Mita menggenggam jemariku seolah tahu kegelisahan yang berkelindan. "Khoirul dalam kondisi baik, Bu. Dia hebat sekali. Dia udah melalui banyak hal selama hampir tiga bulan Ibu koma di sini. Dia melewati segalanya dengan sangat baik."
Aku memejamkan mata. Aku ingat Khoirul yang enggan menemuiku saat koma. Dia pasti masih berjuang menghadapi carut marut perasaannya saat itu. Dan kini, dia datang dengan suka rela.
Pasti berat sekali jadi Khoirul.
"Ibu, Khoirul mungkin nggak akan pernah bisa sembuh total. Dia akan membawa kenangan buruk itu sepanjang hidupnya. Tapi, ada ibunya sekarang. Dia tidak sendirian. Bukankah kalian harus sembuh bersama?"

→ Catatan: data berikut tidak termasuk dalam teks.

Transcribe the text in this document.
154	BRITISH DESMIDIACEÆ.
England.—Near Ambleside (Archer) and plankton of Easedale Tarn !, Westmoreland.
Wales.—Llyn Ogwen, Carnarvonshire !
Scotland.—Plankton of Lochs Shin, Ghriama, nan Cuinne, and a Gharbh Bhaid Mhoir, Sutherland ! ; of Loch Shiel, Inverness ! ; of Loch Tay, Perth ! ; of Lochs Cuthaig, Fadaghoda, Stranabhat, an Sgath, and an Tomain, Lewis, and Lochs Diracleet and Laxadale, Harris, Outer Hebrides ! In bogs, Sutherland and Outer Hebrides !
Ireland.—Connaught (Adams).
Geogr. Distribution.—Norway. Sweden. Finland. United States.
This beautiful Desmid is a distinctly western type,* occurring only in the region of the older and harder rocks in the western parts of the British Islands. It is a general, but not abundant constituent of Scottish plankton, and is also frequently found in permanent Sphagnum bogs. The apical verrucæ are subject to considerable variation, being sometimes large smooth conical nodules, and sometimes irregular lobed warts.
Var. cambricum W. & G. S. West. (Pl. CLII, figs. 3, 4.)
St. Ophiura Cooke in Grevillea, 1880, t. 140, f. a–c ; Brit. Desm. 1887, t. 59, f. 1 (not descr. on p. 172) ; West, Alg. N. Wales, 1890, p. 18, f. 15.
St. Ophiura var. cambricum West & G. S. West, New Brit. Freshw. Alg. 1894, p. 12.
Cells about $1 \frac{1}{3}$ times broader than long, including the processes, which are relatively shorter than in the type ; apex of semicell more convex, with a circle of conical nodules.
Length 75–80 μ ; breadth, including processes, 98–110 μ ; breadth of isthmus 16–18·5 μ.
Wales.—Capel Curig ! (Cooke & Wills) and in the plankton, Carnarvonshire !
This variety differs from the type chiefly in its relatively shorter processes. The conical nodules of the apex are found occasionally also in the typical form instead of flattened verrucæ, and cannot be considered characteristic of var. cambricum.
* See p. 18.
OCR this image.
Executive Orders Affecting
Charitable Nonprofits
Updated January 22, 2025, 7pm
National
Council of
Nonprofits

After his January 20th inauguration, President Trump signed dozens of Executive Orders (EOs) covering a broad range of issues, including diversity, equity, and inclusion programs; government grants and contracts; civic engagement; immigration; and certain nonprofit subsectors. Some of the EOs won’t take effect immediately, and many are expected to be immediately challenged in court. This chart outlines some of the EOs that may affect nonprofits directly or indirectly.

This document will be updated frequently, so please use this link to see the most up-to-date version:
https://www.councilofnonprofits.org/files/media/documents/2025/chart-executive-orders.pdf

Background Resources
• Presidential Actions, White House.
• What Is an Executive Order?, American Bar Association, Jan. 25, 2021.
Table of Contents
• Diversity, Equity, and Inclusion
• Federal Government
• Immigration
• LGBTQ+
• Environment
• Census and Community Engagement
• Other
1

Aku mengedipkan mata sekali sebagai jawaban. Aku ingin sekali bertemu dengan Khoirul. Aku merindukannya hingga nyaris gila.
"Khoirul adalah satu-satunya pengunjung yang diijinkan menemui Bu Rahma sebelum ketemu psikiater sore nanti. Dia istimewa, Bu," bisik Mita sambil terus tersenyum.
Mita menegakkan ranjang bagian atas hingga kini posiku menjadi setengah duduk. Perlahan, aku berusaha menggunakan otot leherku untuk menoleh. Tapi, kepalaku bahkan tidak bergerak satu mili pun.
"Lalat-lalat di luar sudah pergi. Mereka mendapatkan berita eksklusif seperti yang mereka mau."
Ini yang kusuka dari Mita. Dia adalah perawat yang paling rajin membawakanku berita dari luar.